Zertifizierung statt greenwashing

18/06/2018: Warum wir ein Zeichen für Nachhaltigkeit in Unternehmen brauchen – Gedanken zur Nachhaltigkeitszertifizierung CSE

Viele große Konzerne, die rücksichtslos handeln, stoßen auf immer mehr Widerstand. Der Unwillen der Verbraucher wird immer sichtbarer, wenn man den Boykott-Aufrufen und Aufklärungs-Posts in den sozialen Medien folgt. Dabei werden gleichzeitig die Marketingblasen einiger Unternehmen immer absurder. Unternehmensverantwortung wird mit sattem grün und  sympathischen Promis zu einem Wettlauf um die Gunst der Konsumenten.

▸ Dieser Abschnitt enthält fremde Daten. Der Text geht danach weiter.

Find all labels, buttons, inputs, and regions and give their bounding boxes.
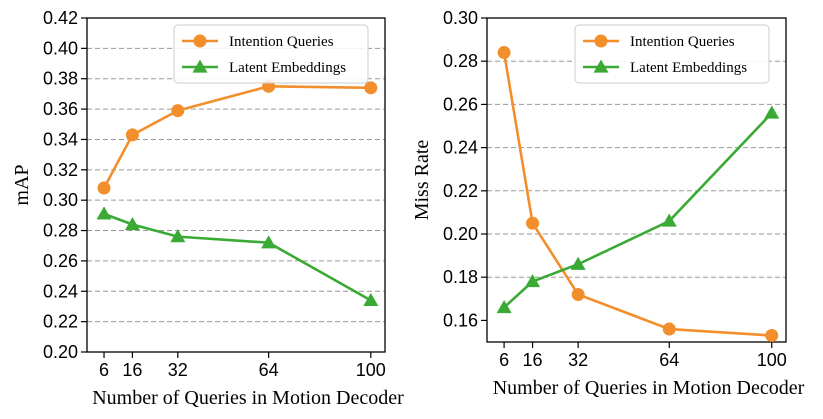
y-tick-label: 0.24 — [443, 138, 478, 158]
x-axis-label: Number of Queries in Motion Decoder — [92, 387, 404, 409]
x-tick-label: 100 — [757, 350, 787, 370]
y-tick-label: 0.20 — [443, 224, 478, 244]
data-point — [571, 287, 585, 301]
legend-swatch-marker — [593, 59, 609, 73]
legend-label: Intention Queries — [630, 34, 735, 50]
series-line — [103, 212, 372, 302]
data-point — [170, 229, 186, 243]
y-tick-label: 0.38 — [43, 69, 78, 89]
y-tick-label: 0.20 — [43, 342, 78, 362]
data-point — [125, 128, 139, 142]
data-point — [570, 256, 586, 270]
legend-swatch-marker — [594, 34, 608, 48]
y-axis-label: Miss Rate — [411, 140, 433, 221]
series-line — [503, 112, 773, 309]
x-tick-label: 6 — [499, 350, 509, 370]
legend-label: Intention Queries — [229, 34, 334, 50]
chart-right-miss-rate: 0.16 0.18 0.20 0.22 0.24 0.26 0.28 0.30 6 16 32 64 1… — [411, 8, 805, 399]
data-point — [96, 206, 112, 220]
y-tick-label: 0.24 — [43, 281, 78, 301]
y-tick-label: 0.32 — [43, 160, 78, 180]
data-point — [661, 213, 677, 227]
plot-frame — [486, 17, 787, 343]
x-axis-label: Number of Queries in Motion Decoder — [493, 377, 805, 399]
x-tick-label: 16 — [122, 360, 142, 380]
x-tick-label: 32 — [568, 350, 588, 370]
series-line — [102, 85, 371, 189]
y-tick-label: 0.28 — [43, 221, 78, 241]
x-tick-label: 32 — [168, 360, 188, 380]
y-tick-label: 0.30 — [443, 8, 478, 28]
x-tick-label: 100 — [356, 360, 386, 380]
data-point — [662, 322, 676, 336]
data-point — [526, 216, 540, 230]
y-tick-label: 0.34 — [43, 129, 78, 149]
y-tick-label: 0.22 — [43, 312, 78, 332]
plot-frame — [86, 17, 386, 353]
y-tick-label: 0.36 — [43, 99, 78, 119]
legend-swatch-marker — [192, 59, 208, 73]
data-point — [764, 105, 780, 119]
y-tick-label: 0.26 — [443, 94, 478, 114]
x-tick-label: 16 — [523, 350, 543, 370]
x-tick-label: 64 — [259, 360, 279, 380]
data-point — [261, 235, 277, 249]
legend-box — [173, 24, 369, 84]
y-tick-label: 0.22 — [443, 181, 478, 201]
legend-box — [574, 24, 770, 84]
y-tick-label: 0.40 — [43, 38, 78, 58]
legend-swatch-marker — [193, 34, 207, 48]
y-tick-label: 0.16 — [443, 310, 478, 330]
y-axis-label: mAP — [11, 164, 33, 205]
y-tick-label: 0.30 — [43, 190, 78, 210]
y-tick-label: 0.28 — [443, 51, 478, 71]
legend-label: Latent Embeddings — [630, 60, 747, 76]
y-tick-label: 0.26 — [43, 251, 78, 271]
data-point — [97, 181, 111, 195]
series-line — [502, 52, 772, 337]
x-tick-label: 64 — [659, 350, 679, 370]
data-point — [171, 104, 185, 118]
y-tick-label: 0.18 — [443, 267, 478, 287]
y-tick-label: 0.42 — [43, 8, 78, 28]
data-point — [364, 81, 378, 95]
x-tick-label: 6 — [99, 360, 109, 380]
legend-label: Latent Embeddings — [229, 60, 346, 76]
data-point — [496, 299, 512, 314]
data-point — [765, 329, 779, 343]
data-point — [124, 216, 140, 231]
data-point — [363, 292, 379, 307]
chart-left-map: 0.20 0.22 0.24 0.26 0.28 0.30 0.32 0.34 0.36 0.38… — [11, 8, 404, 409]
data-point — [497, 46, 511, 60]
data-point — [525, 274, 541, 288]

Marketing ist das Spiel mit Illusionen und wer sich viel Illusion leisten kann, der verzaubert den potentiellen Käufer. Tatsächlich kann kein Verbraucher genau wissen, was sich hinter der Fassade eines Unternehmens versteckt. Nachhaltigkeitsberichte gehören zum guten Ton. Aber Hand aufs Herz, welcher Verbraucher ließt einen Nachhaltigkeitsbericht? Es scheint, als würde die reine Existenz eines Nachhaltigkeitsberichtes schon belegen, dass das Unternehmen nachhaltig ist. Das ist als ob ein Mensch sagt: „Ich habe einen IQ Test gemacht, hier schau, ich bin ein guter Mensch.“

Die Zeit ist reif für sogenannte Unternehmenszertifizierungen. Das heißt, das gesamte Unternehmen wir von einer unabhängigen dritten Instanz auf seine Aktivitäten geprüft. Hier kommt die Nachhaltigkeitszertifizierung CSE ins Spiel. Es handelt sich hierbei um eine Zertifizierung für Nachhaltigkeit. Diese setzt Mindestanforderungen an die Aktivitäten des Unternehmens (soziale, ökologische und wirtschaftliche Aktivitäten). Die Mindestanforderungen sind ethische und ökologische Grundsätze, die machbar und eigentlich für jedes nachhaltige Unternehmen selbstverständlich sein sollten.

Wenn ein Unternehmen diese Anforderungen erfüllt, dann erhält es ein Prüfsiegel, das es auf Produkte anbringen kann. So kann der Verbraucher wirklich sehen, ob das Unternehmen höchsten Ansprüchen im Bezug auf Ethik und Nachhaltigkeit genügt. Bevor Millionen von Euros für Greenwashing ausgegeben werden, könnten sie doch in die Umsetzung echter Nachhaltigkeit fließen, oder nicht?

Die Gesellschaft für angewandte Wirtschaftsethik ist Standardgeber für den CSE. Die Prüfung der Unternehmen erfolgt durch eine auditierte Zertifizierungsstelle (also ein dritte, unabhängige Stelle). Wenn CSE also auf dem Produkt steht, dann ist echte Nachhaltigkeit drin. Kein Greenwashing – garantiert durch das CSE-Siegel.